A bancada de oposição no Paraná, composta por parlamentares do PT e PDT, solicitou à Justiça a suspensão de uma audiência pública sobre a privatização da Companhia de Tecnologia da Informação e Comunicação do Paraná (Celepar). A audiência está marcada para o dia 3 de setembro e, segundo os opositores, carece de informações essenciais.

Os deputados argumentam que o edital do governo de Ratinho Jr não esclarece o modelo de privatização proposto, seja ele total, parcial ou por concessão. Além disso, não foram especificados os serviços e áreas afetados, nem os impactos para a população e municípios. A falta de um procedimento claro para habilitação de entidades e expositores também foi criticada, pois o regulamento não estava disponível no site oficial indicado.

Críticas ao Formato Online

Outro ponto levantado pela bancada é o formato exclusivamente online da audiência, que, segundo eles, limita a participação de cidadãos e entidades que não têm acesso adequado à internet. Os parlamentares defendem um modelo híbrido, que permita maior inclusão da sociedade civil.
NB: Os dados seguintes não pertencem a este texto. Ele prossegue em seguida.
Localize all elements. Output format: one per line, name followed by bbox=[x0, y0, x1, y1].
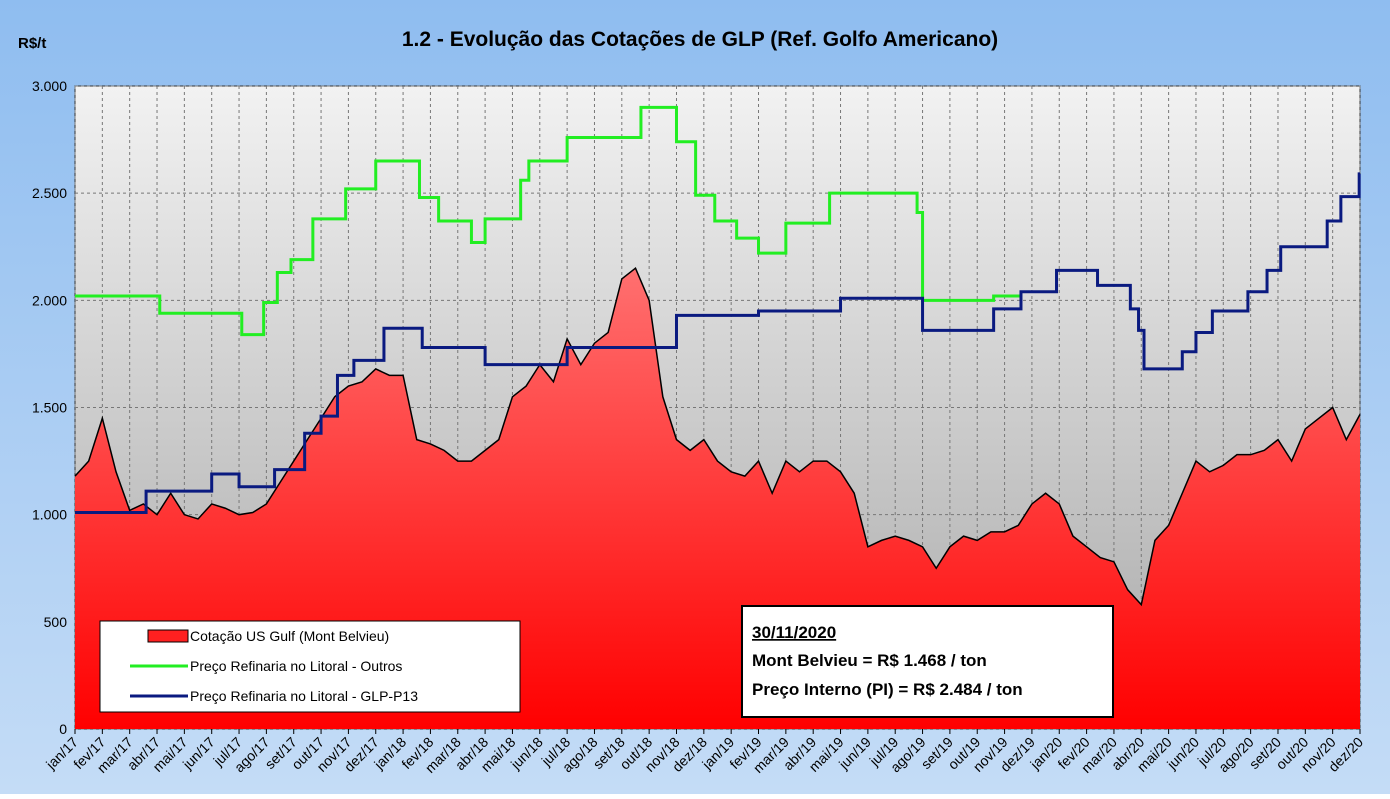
legend-swatch bbox=[147, 629, 189, 643]
y-tick-label: 1.500 bbox=[32, 400, 67, 416]
y-tick-label: 1.000 bbox=[32, 507, 67, 523]
step-line bbox=[75, 105, 1021, 337]
annotation-date: 30/11/2020 bbox=[752, 623, 836, 642]
annotation-text: Preço Interno (PI) = R$ 2.484 / ton bbox=[752, 680, 1023, 699]
y-axis-label: R$/t bbox=[18, 35, 46, 52]
y-tick-label: 500 bbox=[44, 614, 68, 630]
legend-label: Cotação US Gulf (Mont Belvieu) bbox=[190, 628, 389, 644]
y-tick-label: 3.000 bbox=[32, 78, 67, 94]
annotation-text: Mont Belvieu = R$ 1.468 / ton bbox=[752, 651, 987, 670]
annotation: 30/11/2020 Mont Belvieu = R$ 1.468 / ton… bbox=[741, 605, 1114, 718]
legend: Cotação US Gulf (Mont Belvieu) Preço Refi… bbox=[99, 620, 521, 713]
legend-label: Preço Refinaria no Litoral - Outros bbox=[190, 658, 402, 674]
annotation-box bbox=[741, 605, 1114, 718]
chart-title: 1.2 - Evolução das Cotações de GLP (Ref.… bbox=[402, 28, 998, 51]
step-line bbox=[75, 172, 1361, 515]
y-tick-label: 0 bbox=[59, 721, 67, 737]
y-tick-label: 2.500 bbox=[32, 185, 67, 201]
y-tick-label: 2.000 bbox=[32, 292, 67, 308]
legend-label: Preço Refinaria no Litoral - GLP-P13 bbox=[190, 688, 418, 704]
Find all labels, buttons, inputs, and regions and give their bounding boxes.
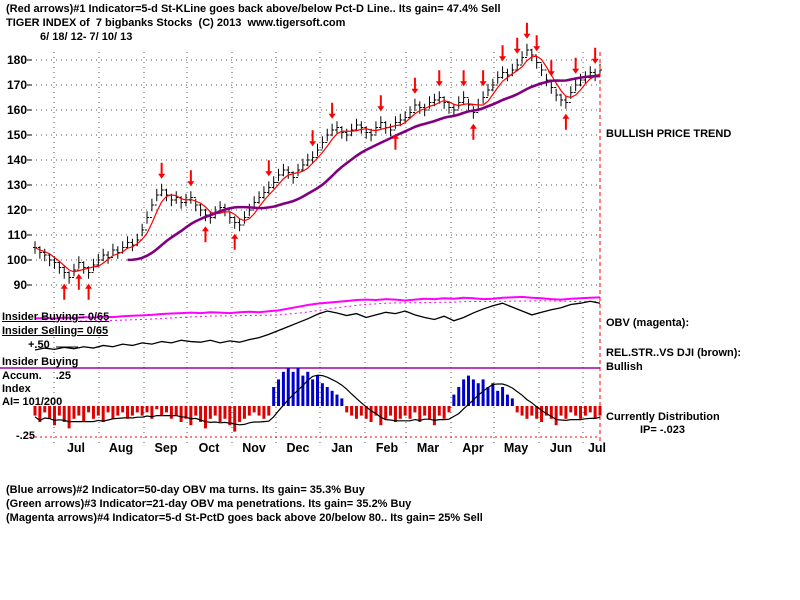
buy-arrows xyxy=(60,113,570,300)
accum-pane-title-3: Index xyxy=(2,383,31,395)
y-axis-tick-label: 120 xyxy=(7,203,27,217)
date-range: 6/ 18/ 12- 7/ 10/ 13 xyxy=(40,31,133,43)
relative-strength-line xyxy=(34,300,601,351)
fast-ma-line xyxy=(34,55,601,273)
obv-ma-dotted-line xyxy=(34,300,601,322)
month-label: Mar xyxy=(417,441,439,455)
y-axis-tick-label: 110 xyxy=(8,228,28,242)
chart-title: TIGER INDEX of 7 bigbanks Stocks (C) 201… xyxy=(6,17,346,29)
insider-selling-label: Insider Selling= 0/65 xyxy=(2,325,109,337)
y-axis-tick-label: 130 xyxy=(7,178,27,192)
slow-ma-line xyxy=(127,74,601,262)
accum-scale-mid: .25 xyxy=(55,370,72,382)
reference-lines xyxy=(0,52,601,444)
insider-buying-label: Insider Buying= 0/65 xyxy=(2,311,110,323)
accum-status: Currently Distribution xyxy=(606,411,720,423)
indicator3-caption: (Green arrows)#3 Indicator=21-day OBV ma… xyxy=(6,498,412,510)
indicator4-caption: (Magenta arrows)#4 Indicator=5-d St-PctD… xyxy=(6,512,483,524)
price-bars xyxy=(33,43,602,284)
month-label: Sep xyxy=(155,441,178,455)
x-axis-month-labels: Jul Aug Sep Oct Nov Dec Jan Feb Mar Apr May Jun Jul xyxy=(67,441,606,455)
month-label: Oct xyxy=(199,441,221,455)
price-trend-label: BULLISH PRICE TREND xyxy=(606,128,732,140)
month-label: Jan xyxy=(331,441,353,455)
grid: 90 100 110 120 130 140 150 160 170 180 xyxy=(7,52,600,444)
indicator1-caption: (Red arrows)#1 Indicator=5-d St-KLine go… xyxy=(6,3,501,15)
obv-label: OBV (magenta): xyxy=(606,317,690,329)
sell-arrows xyxy=(158,22,599,187)
relstr-status: Bullish xyxy=(606,361,643,373)
month-label: Feb xyxy=(376,441,399,455)
accum-pane-title-1: Insider Buying xyxy=(2,356,79,368)
ip-value: IP= -.023 xyxy=(640,424,685,436)
ai-value: AI= 101/200 xyxy=(2,396,63,408)
indicator2-caption: (Blue arrows)#2 Indicator=50-day OBV ma … xyxy=(6,484,365,496)
y-axis-tick-label: 100 xyxy=(7,253,27,267)
y-axis-tick-label: 170 xyxy=(7,78,27,92)
accum-histogram xyxy=(33,368,602,432)
accum-scale-top: +.50 xyxy=(28,339,50,351)
y-axis-tick-label: 150 xyxy=(7,128,27,142)
month-label: Jul xyxy=(588,441,606,455)
accum-word: Accum. xyxy=(2,370,42,382)
obv-line xyxy=(34,295,601,320)
accum-scale-bottom: -.25 xyxy=(16,430,35,442)
accum-pane-title-2: Accum. .25 xyxy=(2,370,71,382)
y-axis-tick-label: 90 xyxy=(14,278,28,292)
month-label: Aug xyxy=(109,441,133,455)
month-label: Nov xyxy=(242,441,266,455)
month-label: Apr xyxy=(462,441,484,455)
month-label: May xyxy=(504,441,528,455)
y-axis-tick-label: 140 xyxy=(7,153,27,167)
month-label: Dec xyxy=(287,441,310,455)
y-axis-tick-label: 160 xyxy=(7,103,27,117)
relstr-label: REL.STR..VS DJI (brown): xyxy=(606,347,742,359)
accum-smooth-line xyxy=(34,374,601,426)
month-label: Jul xyxy=(67,441,85,455)
month-label: Jun xyxy=(550,441,572,455)
y-axis-tick-label: 180 xyxy=(7,53,27,67)
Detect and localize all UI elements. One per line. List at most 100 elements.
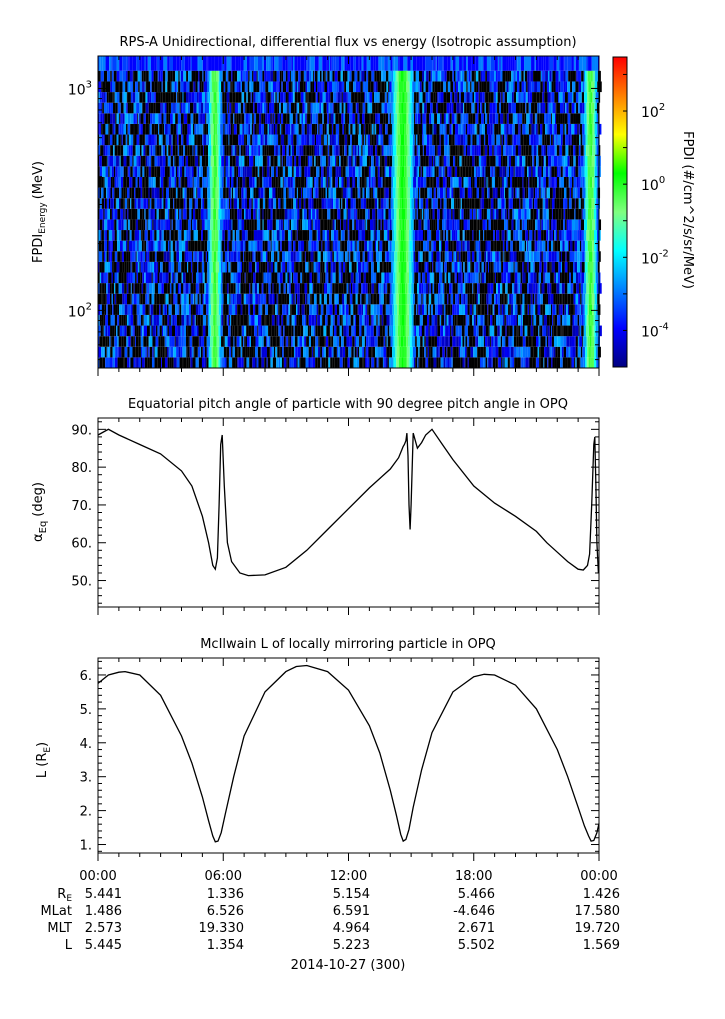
spectrogram-cell [348, 56, 351, 71]
spectrogram-cell [426, 166, 429, 177]
spectrogram-cell [432, 208, 435, 220]
spectrogram-cell [508, 261, 510, 273]
spectrogram-cell [457, 357, 461, 368]
spectrogram-cell [343, 283, 347, 294]
spectrogram-cell [271, 314, 275, 326]
spectrogram-cell [561, 325, 563, 337]
spectrogram-cell [145, 56, 148, 71]
spectrogram-cell [371, 357, 375, 368]
spectrogram-cell [414, 325, 416, 337]
spectrogram-cell [419, 357, 423, 368]
spectrogram-cell [473, 325, 477, 337]
spectrogram-cell [277, 272, 280, 284]
spectrogram-cell [549, 230, 552, 241]
spectrogram-cell [501, 272, 504, 284]
spectrogram-cell [218, 155, 222, 167]
spectrogram-cell [197, 187, 201, 199]
spectrogram-cell [107, 325, 111, 337]
spectrogram-cell [413, 314, 416, 326]
spectrogram-cell [206, 314, 208, 326]
spectrogram-cell [231, 187, 234, 199]
spectrogram-cell [467, 176, 469, 188]
spectrogram-cell [351, 325, 353, 337]
spectrogram-cell [179, 314, 182, 326]
spectrogram-cell [232, 240, 235, 252]
spectrogram-cell [233, 251, 237, 262]
spectrogram-cell [342, 346, 346, 358]
spectrogram-cell [354, 346, 357, 358]
spectrogram-cell [149, 304, 151, 315]
spectrogram-cell [151, 272, 153, 284]
spectrogram-cell [402, 304, 403, 315]
spectrogram-cell [197, 261, 199, 273]
spectrogram-cell [232, 325, 235, 337]
spectrogram-cell [336, 304, 340, 315]
spectrogram-cell [429, 283, 431, 294]
spectrogram-cell [143, 198, 147, 209]
spectrogram-cell [439, 272, 443, 284]
spectrogram-cell [343, 176, 345, 188]
spectrogram-cell [198, 325, 202, 337]
spectrogram-cell [101, 346, 104, 358]
spectrogram-cell [204, 357, 207, 368]
spectrogram-cell [507, 176, 511, 188]
spectrogram-cell [263, 219, 266, 231]
spectrogram-cell [389, 155, 393, 167]
spectrogram-cell [325, 198, 328, 209]
spectrogram-cell [540, 336, 544, 347]
spectrogram-cell [265, 198, 268, 209]
spectrogram-cell [545, 176, 549, 188]
spectrogram-cell [353, 56, 356, 71]
spectrogram-cell [412, 325, 415, 337]
spectrogram-cell [268, 198, 271, 209]
spectrogram-cell [263, 336, 267, 347]
spectrogram-cell [181, 261, 185, 273]
spectrogram-cell [175, 155, 179, 167]
spectrogram-cell [350, 208, 355, 220]
spectrogram-cell [240, 346, 243, 358]
spectrogram-cell [359, 155, 363, 167]
spectrogram-cell [191, 325, 195, 337]
spectrogram-cell [306, 261, 309, 273]
spectrogram-cell [294, 283, 298, 294]
spectrogram-cell [263, 230, 266, 241]
spectrogram-cell [102, 336, 106, 347]
spectrogram-cell [259, 176, 263, 188]
spectrogram-cell [183, 198, 186, 209]
spectrogram-cell [341, 304, 343, 315]
spectrogram-cell [367, 208, 370, 220]
spectrogram-cell [135, 357, 137, 368]
spectrogram-cell [377, 208, 380, 220]
spectrogram-cell [268, 283, 271, 294]
spectrogram-cell [242, 176, 246, 188]
spectrogram-cell [483, 56, 487, 71]
spectrogram-cell [245, 325, 247, 337]
spectrogram-cell [137, 230, 140, 241]
spectrogram-cell [575, 293, 579, 305]
spectrogram-cell [169, 166, 172, 177]
spectrogram-cell [381, 230, 384, 241]
spectrogram-cell [113, 314, 115, 326]
spectrogram-cell [101, 293, 103, 305]
spectrogram-cell [441, 336, 445, 347]
spectrogram-cell [395, 346, 397, 358]
spectrogram-cell [554, 230, 556, 241]
spectrogram-cell [388, 261, 391, 273]
spectrogram-cell [173, 346, 177, 358]
spectrogram-cell [244, 208, 246, 220]
spectrogram-cell [384, 56, 388, 71]
spectrogram-cell [117, 166, 121, 177]
spectrogram-cell [525, 304, 528, 315]
spectrogram-cell [322, 230, 326, 241]
spectrogram-cell [273, 240, 276, 252]
spectrogram-cell [136, 325, 139, 337]
spectrogram-cell [531, 240, 534, 252]
spectrogram-cell [99, 283, 102, 294]
spectrogram-cells [98, 56, 602, 368]
spectrogram-cell [395, 166, 398, 177]
spectrogram-cell [494, 293, 496, 305]
spectrogram-cell [485, 261, 487, 273]
spectrogram-cell [355, 208, 358, 220]
spectrogram-cell [181, 336, 184, 347]
spectrogram-cell [191, 314, 193, 326]
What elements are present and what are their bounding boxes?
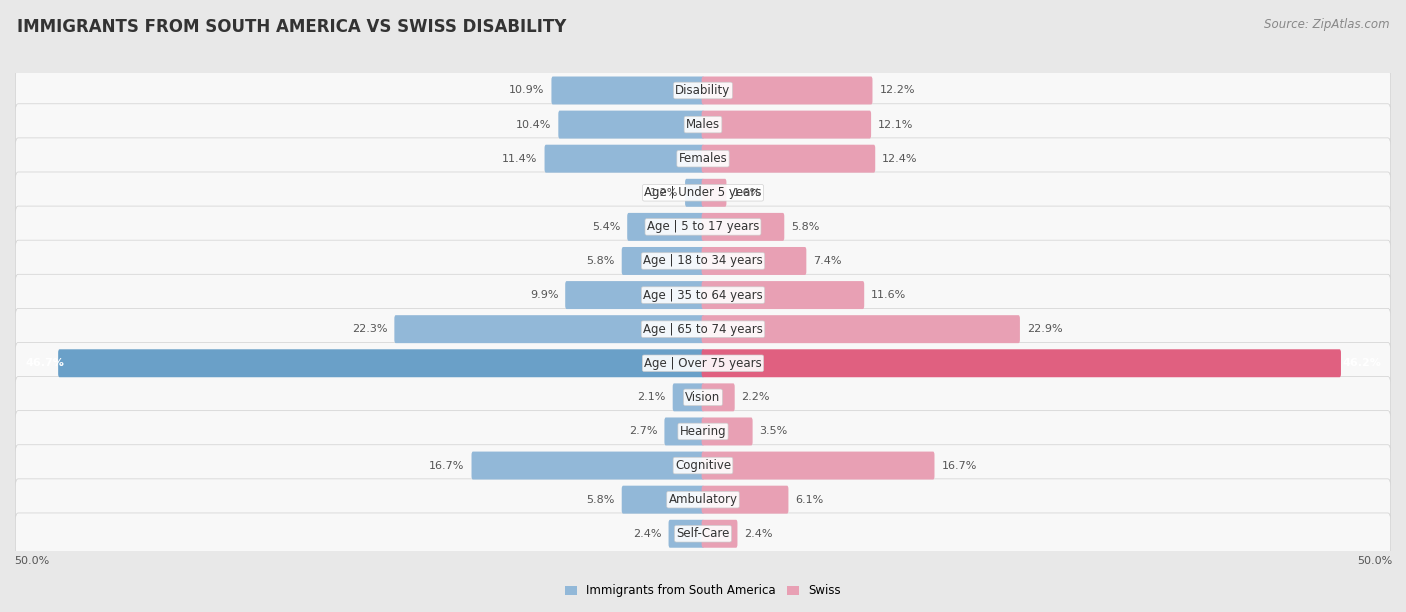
Text: Males: Males [686,118,720,131]
FancyBboxPatch shape [58,349,704,377]
FancyBboxPatch shape [702,281,865,309]
FancyBboxPatch shape [702,213,785,241]
Text: 2.7%: 2.7% [628,427,658,436]
Legend: Immigrants from South America, Swiss: Immigrants from South America, Swiss [560,580,846,602]
FancyBboxPatch shape [15,240,1391,282]
FancyBboxPatch shape [544,144,704,173]
FancyBboxPatch shape [15,138,1391,179]
Text: 1.2%: 1.2% [650,188,678,198]
FancyBboxPatch shape [702,76,873,105]
FancyBboxPatch shape [702,144,875,173]
FancyBboxPatch shape [669,520,704,548]
FancyBboxPatch shape [15,343,1391,384]
FancyBboxPatch shape [702,417,752,446]
Text: Age | Under 5 years: Age | Under 5 years [644,186,762,200]
Text: 22.3%: 22.3% [352,324,388,334]
Text: 2.2%: 2.2% [741,392,770,402]
FancyBboxPatch shape [702,179,727,207]
Text: 46.7%: 46.7% [25,358,63,368]
FancyBboxPatch shape [15,479,1391,520]
FancyBboxPatch shape [15,104,1391,146]
Text: Age | 18 to 34 years: Age | 18 to 34 years [643,255,763,267]
FancyBboxPatch shape [621,247,704,275]
Text: 11.6%: 11.6% [872,290,907,300]
Text: IMMIGRANTS FROM SOUTH AMERICA VS SWISS DISABILITY: IMMIGRANTS FROM SOUTH AMERICA VS SWISS D… [17,18,567,36]
Text: Self-Care: Self-Care [676,528,730,540]
FancyBboxPatch shape [15,70,1391,111]
Text: 50.0%: 50.0% [1357,556,1392,566]
Text: 16.7%: 16.7% [429,461,464,471]
FancyBboxPatch shape [15,376,1391,418]
FancyBboxPatch shape [565,281,704,309]
FancyBboxPatch shape [627,213,704,241]
Text: 5.4%: 5.4% [592,222,620,232]
Text: 22.9%: 22.9% [1026,324,1063,334]
FancyBboxPatch shape [702,247,807,275]
Text: 12.2%: 12.2% [879,86,915,95]
Text: 7.4%: 7.4% [813,256,842,266]
Text: Hearing: Hearing [679,425,727,438]
Text: Age | Over 75 years: Age | Over 75 years [644,357,762,370]
Text: 2.4%: 2.4% [744,529,773,539]
Text: 12.1%: 12.1% [877,119,914,130]
Text: 5.8%: 5.8% [792,222,820,232]
Text: Age | 35 to 64 years: Age | 35 to 64 years [643,289,763,302]
Text: 12.4%: 12.4% [882,154,918,163]
FancyBboxPatch shape [702,486,789,513]
FancyBboxPatch shape [15,172,1391,214]
FancyBboxPatch shape [702,111,872,138]
FancyBboxPatch shape [15,411,1391,452]
Text: Ambulatory: Ambulatory [668,493,738,506]
Text: Vision: Vision [685,391,721,404]
FancyBboxPatch shape [672,383,704,411]
Text: Disability: Disability [675,84,731,97]
FancyBboxPatch shape [15,206,1391,248]
FancyBboxPatch shape [621,486,704,513]
FancyBboxPatch shape [702,349,1341,377]
FancyBboxPatch shape [702,383,735,411]
FancyBboxPatch shape [15,274,1391,316]
Text: 1.6%: 1.6% [734,188,762,198]
Text: 5.8%: 5.8% [586,494,614,505]
Text: 10.4%: 10.4% [516,119,551,130]
FancyBboxPatch shape [551,76,704,105]
Text: 11.4%: 11.4% [502,154,537,163]
FancyBboxPatch shape [702,315,1019,343]
Text: 10.9%: 10.9% [509,86,544,95]
Text: 2.4%: 2.4% [633,529,662,539]
FancyBboxPatch shape [394,315,704,343]
FancyBboxPatch shape [15,308,1391,350]
Text: Source: ZipAtlas.com: Source: ZipAtlas.com [1264,18,1389,31]
Text: Age | 65 to 74 years: Age | 65 to 74 years [643,323,763,335]
Text: 46.2%: 46.2% [1343,358,1381,368]
FancyBboxPatch shape [685,179,704,207]
FancyBboxPatch shape [702,520,738,548]
Text: 5.8%: 5.8% [586,256,614,266]
FancyBboxPatch shape [702,452,935,480]
Text: 6.1%: 6.1% [796,494,824,505]
FancyBboxPatch shape [471,452,704,480]
Text: 16.7%: 16.7% [942,461,977,471]
Text: 9.9%: 9.9% [530,290,558,300]
Text: Age | 5 to 17 years: Age | 5 to 17 years [647,220,759,233]
Text: 3.5%: 3.5% [759,427,787,436]
FancyBboxPatch shape [665,417,704,446]
FancyBboxPatch shape [558,111,704,138]
Text: 50.0%: 50.0% [14,556,49,566]
Text: Cognitive: Cognitive [675,459,731,472]
FancyBboxPatch shape [15,445,1391,487]
Text: Females: Females [679,152,727,165]
Text: 2.1%: 2.1% [637,392,666,402]
FancyBboxPatch shape [15,513,1391,554]
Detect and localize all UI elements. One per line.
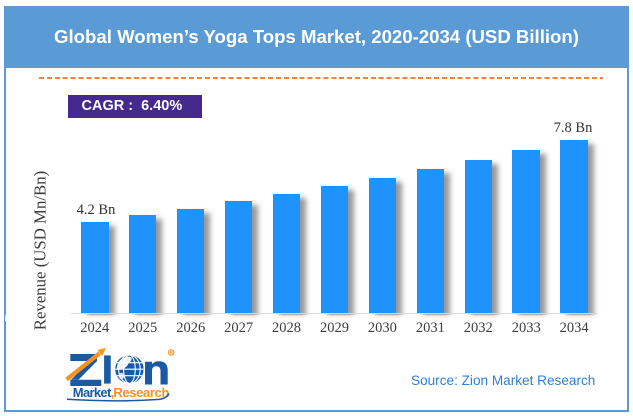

O documento destaca que a ausência de informações prévias sobre a desestatização fere princípios de publicidade e transparência.

Os deputados afirmam que é inviável colher sugestões sobre um tema desconhecido, ressaltando que a sociedade paranaense está sendo convidada a debater “às cegas”. A Celepar, criada em 1964, é a primeira empresa pública de tecnologia da informação do Brasil e é responsável por armazenar dados cruciais, como prontuários do SUS e registros escolares.